“Let me start at the beginning of my tale when I showed mercy. There was never a more traitorous Roman than your grandfather. I could have had his children who were not of my bloodline executed,” Augustus emphasized with a slam of his hand on the tabletop. “But I did not.”
Anxious about the direction the conversation was heading, I suddenly felt lightheaded and could feel the pulse pounding in my neck. I wavered on my feet, trying to maintain balance.
“You look pale,” Augustus commented, feigning concern. “Do you want me to continue?”
What else could I do but agree? My voice cracked. “Please do.”
Augustus leaned back in his chair; his eyes fixated on me. “Of course, I had to consider that Marcus had been married to my sister, Octavia. May she rest in peace. But Marcus betrayed her and his commitment to Rome when he divorced her and married the Egyptian sorceress. Does your blood boil with his betrayal?”
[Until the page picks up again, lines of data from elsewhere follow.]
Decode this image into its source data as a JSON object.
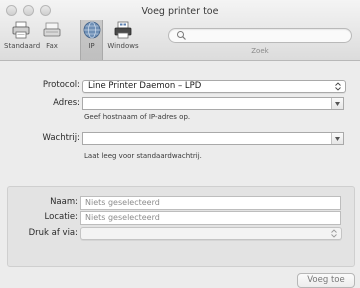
{
  "window": {
    "title": "Voeg printer toe"
  },
  "toolbar": {
    "items": [
      {
        "label": "Standaard",
        "icon": "printer-default-icon"
      },
      {
        "label": "Fax",
        "icon": "fax-icon"
      },
      {
        "label": "IP",
        "icon": "globe-icon"
      },
      {
        "label": "Windows",
        "icon": "windows-printer-icon"
      }
    ],
    "selected": "IP",
    "search": {
      "placeholder": "",
      "value": "",
      "label": "Zoek"
    }
  },
  "form": {
    "protocol": {
      "label": "Protocol:",
      "value": "Line Printer Daemon – LPD"
    },
    "address": {
      "label": "Adres:",
      "value": "",
      "hint": "Geef hostnaam of IP-adres op."
    },
    "queue": {
      "label": "Wachtrij:",
      "value": "",
      "hint": "Laat leeg voor standaardwachtrij."
    }
  },
  "details": {
    "name": {
      "label": "Naam:",
      "value": "Niets geselecteerd"
    },
    "location": {
      "label": "Locatie:",
      "value": "Niets geselecteerd"
    },
    "driver": {
      "label": "Druk af via:",
      "value": ""
    }
  },
  "actions": {
    "add_label": "Voeg toe"
  }
}
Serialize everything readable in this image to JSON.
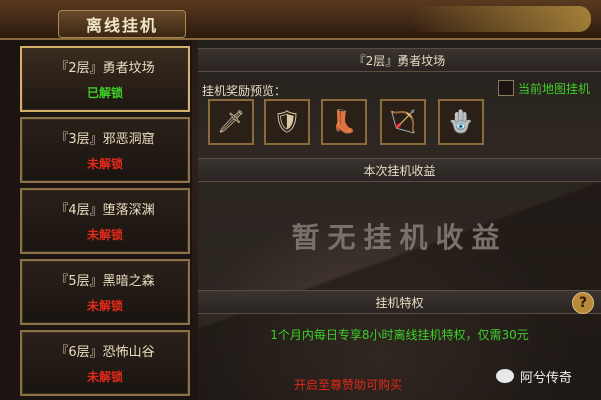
{
  "window": {
    "title": "离线挂机"
  },
  "floors": [
    {
      "name": "『2层』勇者坟场",
      "status": "已解锁",
      "unlocked": true
    },
    {
      "name": "『3层』邪恶洞窟",
      "status": "未解锁",
      "unlocked": false
    },
    {
      "name": "『4层』堕落深渊",
      "status": "未解锁",
      "unlocked": false
    },
    {
      "name": "『5层』黑暗之森",
      "status": "未解锁",
      "unlocked": false
    },
    {
      "name": "『6层』恐怖山谷",
      "status": "未解锁",
      "unlocked": false
    }
  ],
  "detail": {
    "header": "『2层』勇者坟场",
    "reward_preview_label": "挂机奖励预览：",
    "current_map_checkbox_label": "当前地图挂机",
    "rewards": [
      {
        "icon": "sword-icon",
        "glyph": "🗡"
      },
      {
        "icon": "armor-icon",
        "glyph": "🛡"
      },
      {
        "icon": "boots-icon",
        "glyph": "👢"
      },
      {
        "icon": "bow-icon",
        "glyph": "🏹"
      },
      {
        "icon": "shield-icon",
        "glyph": "🪬"
      }
    ],
    "income_header": "本次挂机收益",
    "empty_income": "暂无挂机收益",
    "privilege_header": "挂机特权",
    "help_glyph": "?",
    "privilege_text": "1个月内每日专享8小时离线挂机特权，仅需30元",
    "activate_text": "开启至尊赞助可购买"
  },
  "watermark": {
    "text": "阿兮传奇"
  }
}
Dumbfounded, I could not answer. My mind continued to wrestle with what I might have done to incite the ruler’s ire. I wiped away the hot sweat dripping down my face.
“Oh, sweet Octavia,” Augustus moaned. “There was not a more faithful and dutiful wife than her. She begged me to spare all of Antonius’s children. I spared your father, Iullus, yet I could not spare his brother, Antyllus. He sealed his fate when he chose to fight alongside his father.”
Augustus lowered his eyes and rubbed his forehead as if trying to calm himself. “Your mother is so like Octavia … a devoted wife and mother, do you not agree?”
I could barely swallow before replying. “Indeed.”
“Surely you have sensed the tension between your parents,” Augustus said, his stare staked on me again.
I only nodded because of the lump forming in my throat.
His eyebrow raised. “Did you not wonder why your father has not returned home?”
A sick feeling churned in my stomach. With my mind focused on obtaining Augustus’s patronage to support my position as a praetor, I had not considered that my father had done something to draw the ruler’s attention. But I could not fathom what it was.
I stumbled for words. “Yes. But … but all married couples have issues at one time or another. Do they not?”
Augustus’s expression softened. “You do not know, do you?”
A sob clutched my throat. I looked away, misty-eyed, so I would not risk humiliating myself by showing weakness. I took a deep breath to compose myself before turning back to Augustus. “Forgive me, sire. Would you enlighten me as to what has happened to my father?”
“Before I do so, you must first answer a question,” he demanded.
“Of course,” I replied, sensing the heat from the ruler’s blazing eyes.
“Do you swear your fealty to me?”
I had enough wits about me to quickly answer him in a stronger voice. “Yes. I swear my utmost loyalty and allegiance to you as my sovereign and patron.”
Augustus gave a slight nod of what appeared to be his approval of my answer. “As a praetor, will you prosecute all traitors and enemies of Rome with utmost vim and vigor?”
“Yes, of course,” I declared. “I swear to serve you honorably. I will prosecute your enemies as if they were my own.”
“I will hold you to that oath, Lucius Antonius,” Augustus replied. “Guards!” he shouted, abruptly rising from his seat.
Panic set in as the two guards rushed toward me, drawing their swords.
“I do not understand. Am I under arrest?” I asked, horrified.